Derlei Erkenntnisse und Einsichten beinhaltet so gut wie jeder Song. Wenn es ständig ums Suchen, Kämpfen, Loslassen und Ankommen geht, während sich die Sängerin und ehemalige GZSZ-Darstellerin vom "Fluss des Lebens im Klang der Ewigkeit" treiben lässt, hilft auch ihr löblicher weltoffener Ansatz, bei dem man sogar einige Passagen in der Sprache der Suaheli vernimmt, nicht mehr viel.

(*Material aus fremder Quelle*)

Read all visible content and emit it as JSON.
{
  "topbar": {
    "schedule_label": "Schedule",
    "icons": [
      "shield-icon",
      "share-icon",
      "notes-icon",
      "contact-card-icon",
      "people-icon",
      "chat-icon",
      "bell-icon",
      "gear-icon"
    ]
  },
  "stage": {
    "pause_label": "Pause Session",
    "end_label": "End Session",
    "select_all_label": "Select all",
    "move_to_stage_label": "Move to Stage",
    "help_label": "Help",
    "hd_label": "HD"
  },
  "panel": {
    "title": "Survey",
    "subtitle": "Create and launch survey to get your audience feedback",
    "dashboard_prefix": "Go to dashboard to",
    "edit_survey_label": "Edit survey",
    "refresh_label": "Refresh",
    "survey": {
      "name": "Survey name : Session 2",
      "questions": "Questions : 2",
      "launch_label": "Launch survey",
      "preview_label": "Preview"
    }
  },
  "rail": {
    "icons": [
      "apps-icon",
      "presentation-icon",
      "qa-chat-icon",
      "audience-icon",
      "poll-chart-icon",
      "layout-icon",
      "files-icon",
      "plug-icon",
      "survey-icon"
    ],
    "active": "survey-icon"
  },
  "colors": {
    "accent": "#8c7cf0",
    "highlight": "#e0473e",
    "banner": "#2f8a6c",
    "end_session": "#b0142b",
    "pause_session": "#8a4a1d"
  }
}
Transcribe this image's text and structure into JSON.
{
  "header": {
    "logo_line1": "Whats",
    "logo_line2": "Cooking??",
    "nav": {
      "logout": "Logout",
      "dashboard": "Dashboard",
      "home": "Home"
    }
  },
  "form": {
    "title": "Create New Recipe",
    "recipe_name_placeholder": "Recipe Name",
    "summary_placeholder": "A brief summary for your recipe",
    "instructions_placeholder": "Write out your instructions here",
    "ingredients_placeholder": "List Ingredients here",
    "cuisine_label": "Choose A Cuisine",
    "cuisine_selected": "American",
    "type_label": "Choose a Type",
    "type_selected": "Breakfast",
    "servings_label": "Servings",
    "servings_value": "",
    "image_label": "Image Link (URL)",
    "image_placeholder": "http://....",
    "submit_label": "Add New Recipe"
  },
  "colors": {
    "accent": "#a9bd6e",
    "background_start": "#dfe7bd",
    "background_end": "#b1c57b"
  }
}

Dass sie das alles noch gesanglich mit einem künstlichen Dauerlächeln à la Namika versieht, wirkt nur wie ein weiterer Nadelstich in die Voodoo-Puppe.
Zumindest muss man Oonagh zu Gute halten, dass sich unter Zuhilfenahme einheimischer afrikanischer Musiker )an Stelle von Faun und Santiano wie auf den Vorgängern) der Ballermann-Appeal deutlich in Grenzen hält. Andererseits ergänzen Mafikizolo mit dezent eingestreuten Gesängen das sommerliche Soundbild, das wie ein roter Faden das Werk zusammenhält, in "Wala Ku Hukumu - Begegnen Wir Uns Neu" auch nicht gerade um eine individuelle Note.
Irgendwelche überhöhten Ansprüche sollte man an diese Musik also gar nicht erst stellen. Wer zudem das Inhaltliche komplett ausblendet, kommt eventuell auf seine Kosten.
5 Kommentare mit 3 Antworten
Naja, ist jetzt auch nicht schlimmer als Namika und co.
Bei Namika gibt es wenigstens noch ein paar ernstere Tracks wie "Ahmed". Oonagh hat zwar mittlerweile eine erträglichere musikalische Verpackung als früher, textlich bleibt es aber der selbe Eso-Quark.
Also ich mochte den "Gäa"-Trash des ersten Albums ja im Vergleich zum neuen Material mehr. Da war man wenigstens konsequent mit dem Pseudo-Elben-Image.
Ist das diese cultural appropriation, von der alle sprechen?
Wenn sie ein Blackface hätte, würde ich mir das vielleicht sogar anhören.
Musik für Mäuse malende Hausfrauen und zwanghafte Ü40-Onanierer.
Interessanterweise spricht Juju (Ex-SXTN) dieselbe Zielgruppe an.
platte ist ähnlich gut wie ihre letzten beiden alben.
so ist es
Oonagh klingt vom Namen her schon wie "Oh no" ins Schwiizerdütsch übersetzt.